|Action||Three Waivers (ID, DD, DS) Redesign|
|Comment Period||Ends 3/31/2021|
Three Waivers (ID, DD, DS) Redesign Pt. 1
Dominion Youth Services puts forth the following COMMENTs and recommendations in reference to “Three Waivers (ID, DD, DS) Redesign”
Applying to all references to lengths of time: add language to indicate and clarify if it is business days or calendar days (see 12vac30-50-440, 12vac30-122-190C.2.e for examples)

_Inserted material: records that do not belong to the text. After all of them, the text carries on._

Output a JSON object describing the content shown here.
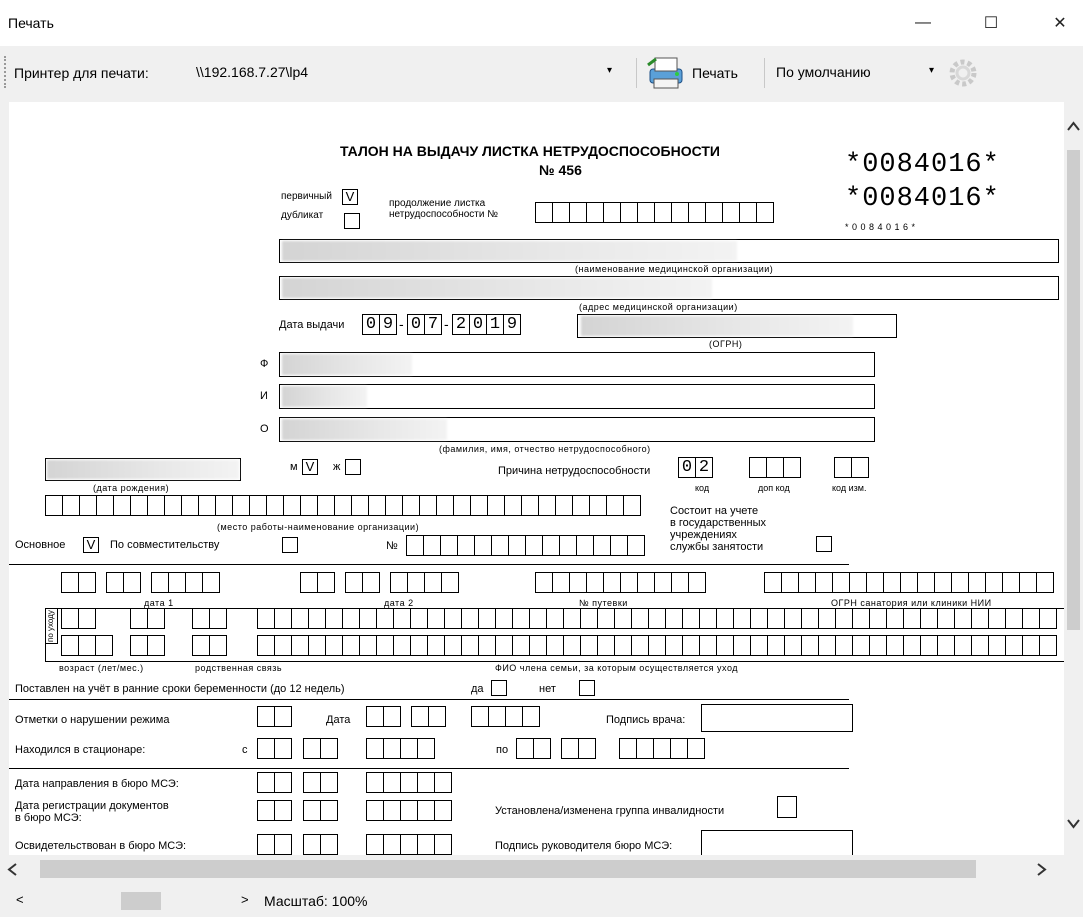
{
  "window": {
    "title": "Печать",
    "minimize": "—",
    "maximize": "☐",
    "close": "✕"
  },
  "toolbar": {
    "printer_label": "Принтер для печати:",
    "printer_value": "\\\\192.168.7.27\\lp4",
    "print_button": "Печать",
    "mode_value": "По умолчанию",
    "dropdown_arrow": "▾"
  },
  "doc": {
    "title": "ТАЛОН НА ВЫДАЧУ ЛИСТКА НЕТРУДОСПОСОБНОСТИ",
    "number": "№ 456",
    "barcode1": "*0084016*",
    "barcode2": "*0084016*",
    "barcode_caption": "* 0 0 8 4 0 1 6 *",
    "primary_label": "первичный",
    "primary_mark": "V",
    "duplicate_label": "дубликат",
    "continuation_label_1": "продолжение листка",
    "continuation_label_2": "нетрудоспособности №",
    "org_name_caption": "(наименование медицинской организации)",
    "org_address_caption": "(адрес медицинской организации)",
    "issue_date_label": "Дата выдачи",
    "issue_date": [
      "0",
      "9",
      "0",
      "7",
      "2",
      "0",
      "1",
      "9"
    ],
    "ogrn_caption": "(ОГРН)",
    "f_label": "Ф",
    "i_label": "И",
    "o_label": "О",
    "fio_caption": "(фамилия, имя, отчество нетрудоспособного)",
    "male_label": "м",
    "male_mark": "V",
    "female_label": "ж",
    "reason_label": "Причина нетрудоспособности",
    "reason_code": [
      "0",
      "2"
    ],
    "code_caption": "код",
    "add_code_caption": "доп код",
    "change_code_caption": "код изм.",
    "birthdate_caption": "(дата рождения)",
    "workplace_caption": "(место работы-наименование организации)",
    "employment_1": "Состоит на учете",
    "employment_2": "в государственных",
    "employment_3": "учреждениях",
    "employment_4": "службы занятости",
    "main_label": "Основное",
    "main_mark": "V",
    "parttime_label": "По совместительству",
    "no_label": "№",
    "date1_caption": "дата 1",
    "date2_caption": "дата 2",
    "voucher_caption": "№ путевки",
    "sanatorium_caption": "ОГРН санатория или клиники НИИ",
    "care_vertical": "по уходу",
    "age_caption": "возраст (лет/мес.)",
    "relation_caption": "родственная связь",
    "family_caption": "ФИО члена семьи, за которым осуществляется уход",
    "pregnancy_label": "Поставлен на учёт в ранние сроки беременности (до 12 недель)",
    "yes_label": "да",
    "no_word": "нет",
    "violation_label": "Отметки о нарушении режима",
    "date_label": "Дата",
    "doctor_sign": "Подпись врача:",
    "hospital_label": "Находился в стационаре:",
    "from_label": "с",
    "to_label": "по",
    "mse_direction": "Дата направления в бюро МСЭ:",
    "mse_registration_1": "Дата регистрации документов",
    "mse_registration_2": "в бюро МСЭ:",
    "disability_group": "Установлена/изменена группа инвалидности",
    "mse_examined": "Освидетельствован в бюро МСЭ:",
    "mse_head_sign": "Подпись руководителя бюро МСЭ:"
  },
  "status": {
    "zoom": "Масштаб: 100%",
    "left": "<",
    "right": ">"
  }
}
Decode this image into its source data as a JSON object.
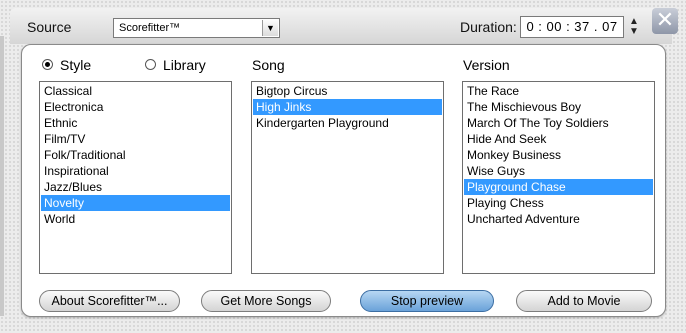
{
  "header": {
    "source_label": "Source",
    "source_value": "Scorefitter™",
    "duration_label": "Duration:",
    "duration_value": "0 : 00 : 37 . 07",
    "close_glyph": "✕"
  },
  "columns": {
    "style_label": "Style",
    "library_label": "Library",
    "song_label": "Song",
    "version_label": "Version"
  },
  "styles": [
    {
      "label": "Classical",
      "selected": false
    },
    {
      "label": "Electronica",
      "selected": false
    },
    {
      "label": "Ethnic",
      "selected": false
    },
    {
      "label": "Film/TV",
      "selected": false
    },
    {
      "label": "Folk/Traditional",
      "selected": false
    },
    {
      "label": "Inspirational",
      "selected": false
    },
    {
      "label": "Jazz/Blues",
      "selected": false
    },
    {
      "label": "Novelty",
      "selected": true
    },
    {
      "label": "World",
      "selected": false
    }
  ],
  "songs": [
    {
      "label": "Bigtop Circus",
      "selected": false
    },
    {
      "label": "High Jinks",
      "selected": true
    },
    {
      "label": "Kindergarten Playground",
      "selected": false
    }
  ],
  "versions": [
    {
      "label": "The Race",
      "selected": false
    },
    {
      "label": "The Mischievous Boy",
      "selected": false
    },
    {
      "label": "March Of The Toy Soldiers",
      "selected": false
    },
    {
      "label": "Hide And Seek",
      "selected": false
    },
    {
      "label": "Monkey Business",
      "selected": false
    },
    {
      "label": "Wise Guys",
      "selected": false
    },
    {
      "label": "Playground Chase",
      "selected": true
    },
    {
      "label": "Playing Chess",
      "selected": false
    },
    {
      "label": "Uncharted Adventure",
      "selected": false
    }
  ],
  "buttons": {
    "about": "About Scorefitter™...",
    "more_songs": "Get More Songs",
    "stop_preview": "Stop preview",
    "add_to_movie": "Add to Movie"
  },
  "colors": {
    "selection": "#3399ff",
    "primary_button": "#6aa2d9"
  }
}
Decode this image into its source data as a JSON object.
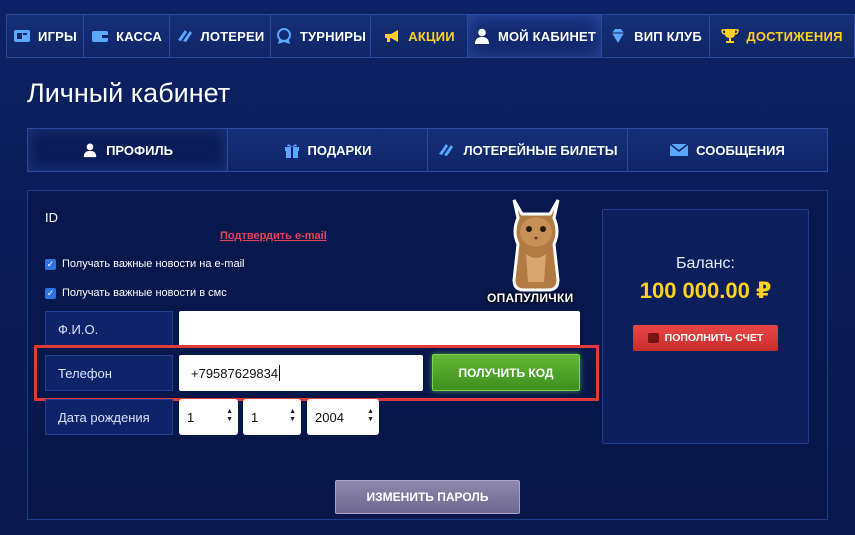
{
  "nav": {
    "items": [
      {
        "label": "ИГРЫ",
        "icon": "gamepad-icon"
      },
      {
        "label": "КАССА",
        "icon": "wallet-icon"
      },
      {
        "label": "ЛОТЕРЕИ",
        "icon": "ticket-icon"
      },
      {
        "label": "ТУРНИРЫ",
        "icon": "trophy-badge-icon"
      },
      {
        "label": "АКЦИИ",
        "icon": "megaphone-icon"
      },
      {
        "label": "МОЙ КАБИНЕТ",
        "icon": "user-icon"
      },
      {
        "label": "ВИП КЛУБ",
        "icon": "diamond-icon"
      },
      {
        "label": "ДОСТИЖЕНИЯ",
        "icon": "cup-icon"
      }
    ],
    "active_index": 5
  },
  "page": {
    "title": "Личный кабинет"
  },
  "tabs": [
    {
      "label": "ПРОФИЛЬ",
      "icon": "user-icon"
    },
    {
      "label": "ПОДАРКИ",
      "icon": "gift-icon"
    },
    {
      "label": "ЛОТЕРЕЙНЫЕ БИЛЕТЫ",
      "icon": "ticket-icon"
    },
    {
      "label": "СООБЩЕНИЯ",
      "icon": "envelope-icon"
    }
  ],
  "profile": {
    "id_label": "ID",
    "confirm_email": "Подтвердить e-mail",
    "checkboxes": [
      {
        "label": "Получать важные новости на e-mail",
        "checked": true
      },
      {
        "label": "Получать важные новости в смс",
        "checked": true
      }
    ],
    "fio_label": "Ф.И.О.",
    "fio_value": "",
    "phone_label": "Телефон",
    "phone_value": "+79587629834",
    "get_code_label": "ПОЛУЧИТЬ КОД",
    "dob_label": "Дата рождения",
    "dob_day": "1",
    "dob_month": "1",
    "dob_year": "2004",
    "change_password_label": "ИЗМЕНИТЬ ПАРОЛЬ",
    "sticker_caption": "ОПАПУЛИЧКИ"
  },
  "balance": {
    "label": "Баланс:",
    "value": "100 000.00 ₽",
    "topup_label": "ПОПОЛНИТЬ СЧЕТ"
  },
  "colors": {
    "accent_yellow": "#ffd21e",
    "green_button": "#4fa329",
    "red_button": "#d63636",
    "highlight_red": "#e03a3a",
    "link_red": "#e4415a"
  }
}
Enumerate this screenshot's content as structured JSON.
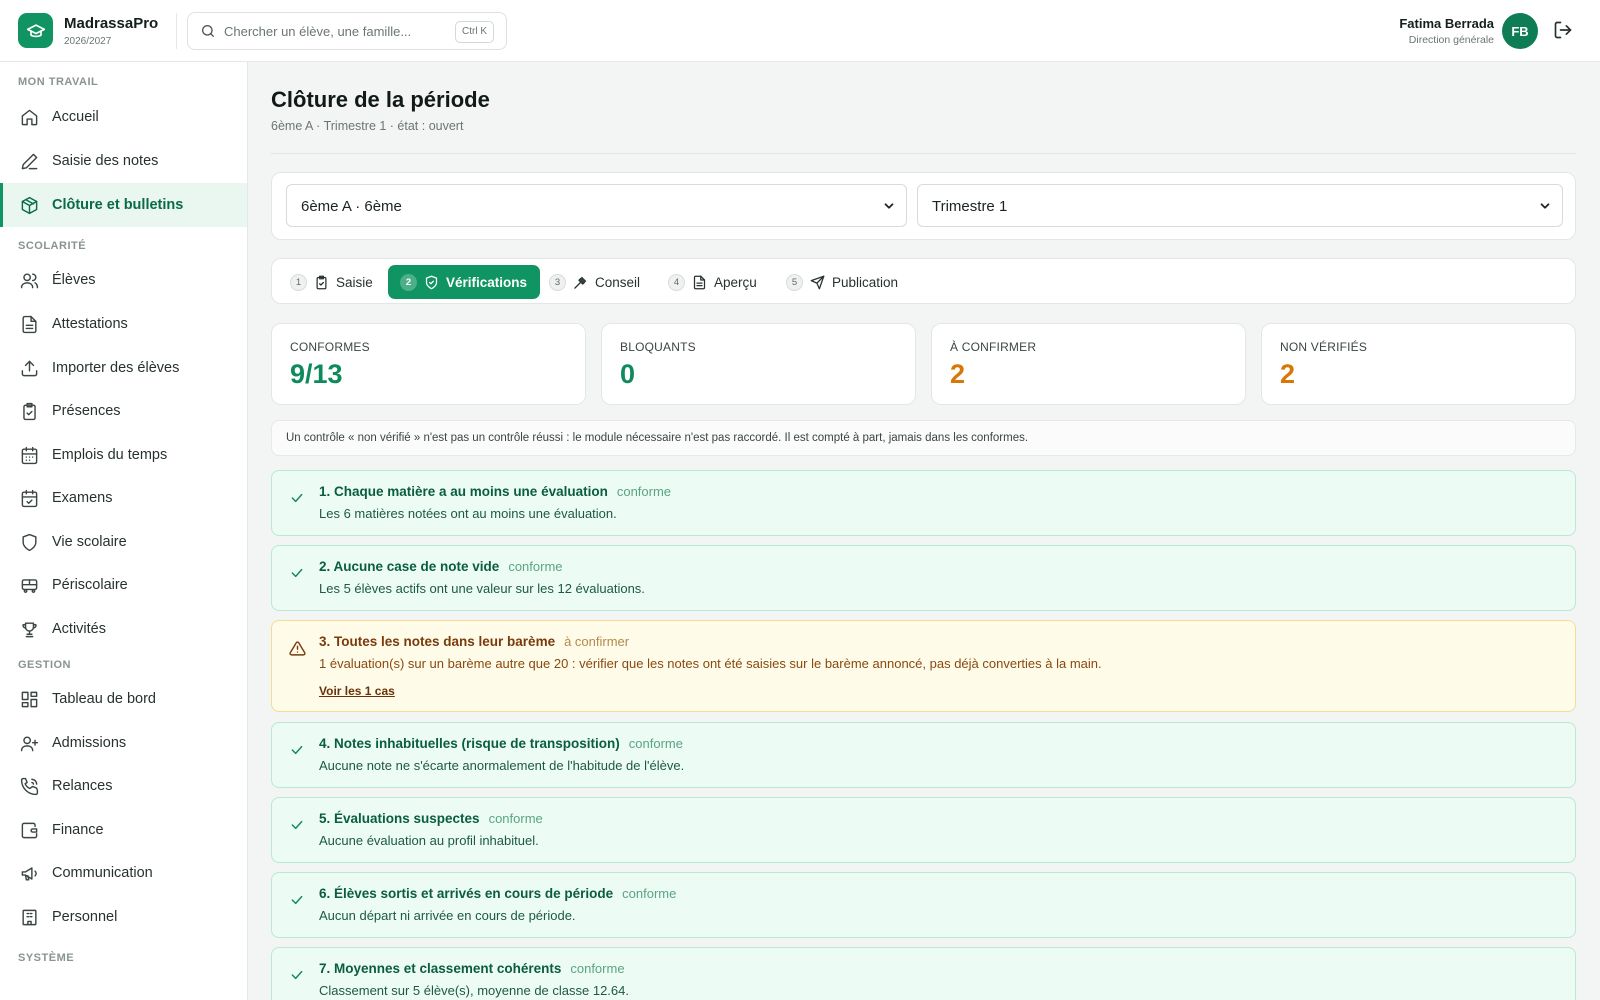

"Service authorization" means the process to approve specific services for an enrolled Medicaid individual by a DMAS service authorization designee prior to service delivery and reimbursement in order to validate that the service requested is medically necessary and meets DMAS requirements for reimbursement. Service authorization does not guarantee payment for the service.
COMMENT: Remove word “medically.” While DD waiver services are all Medicaid-funded services, not all services authorized or funded under the Waiver are medical in nature, e.g., ordered by a physician (e.g., employment, community engagement, etc.). Services are developed in accordance with the person-centered plan.
12VAC30-122-20 - Definitions
Comment: “Progress Notes” - DELETE language indicating that progress notes are signed and dated on the day the supports were provided and REINSTATE previously utilized language that indicates “progress notes are signed and dated as soon as is practicable but no longer than one week after the referenced services”. It is unrealistic and impracticable to expect that documentation shall be entered, dated and signed on the date that supports are delivered for most services.
2. Components of annual person-centered plan review.
a. The support coordinator shall complete a reassessment annually, at a minimum, in coordination with the individual and the individual's family/caregiver, as appropriate, providers, and others as desired by the individual. The reassessment shall be signed and dated by the support coordinator and shall include an update of the level of care [ (VIDES) ] and personal profile, risk assessment, and any other appropriate assessment information. "Risk assessment" means an assessment used to determine areas of high risk of danger to the individual or others based on the individual's serious medical or behavioral factors and shall be used to plan risk mitigating supports for the individual in the individual support plan.
COMMENT: clarify “Risk Assessment” and change the wording to the “Risk Awareness Tool (RAT)” as currently the Risk Assessment is only completed with SIS completion and not during the annual person- center plan review.
12VAC30-122-400-Group and Individual Supported Employment
Subdivision C 4:
COMMENT: This revision helps with clarity. Strike the word “service” after employment, and strike “in combination with other day service or residential service” and revise to “concurrently with other waiver services for purposes of job discovery.” The updated sentence would read as follows: “For time limited and service authorized periods (not to exceed 24 hours) individual supported employment
service may be provided in combination with concurrently with day service or residential services for purposes of job discovery.”
12VAC30-122-90 Waiting list; criteria; slot assignment; emergency access; reserve slots.
Subsection: E.3. 3. The individual who has the highest need as designated by the committee shall be recommended for the available waiver slot. DBHDS shall make the final determination for slot assignment [and to the most appropriate waiver to address the assessed needs of the individual. FIS slots will be offered unless the individual demonstrates an immediate need for sponsored residential, group home residential, or support living which are only offered in the CL waiver ].
COMMENT: Supported living is available in the FIS waiver.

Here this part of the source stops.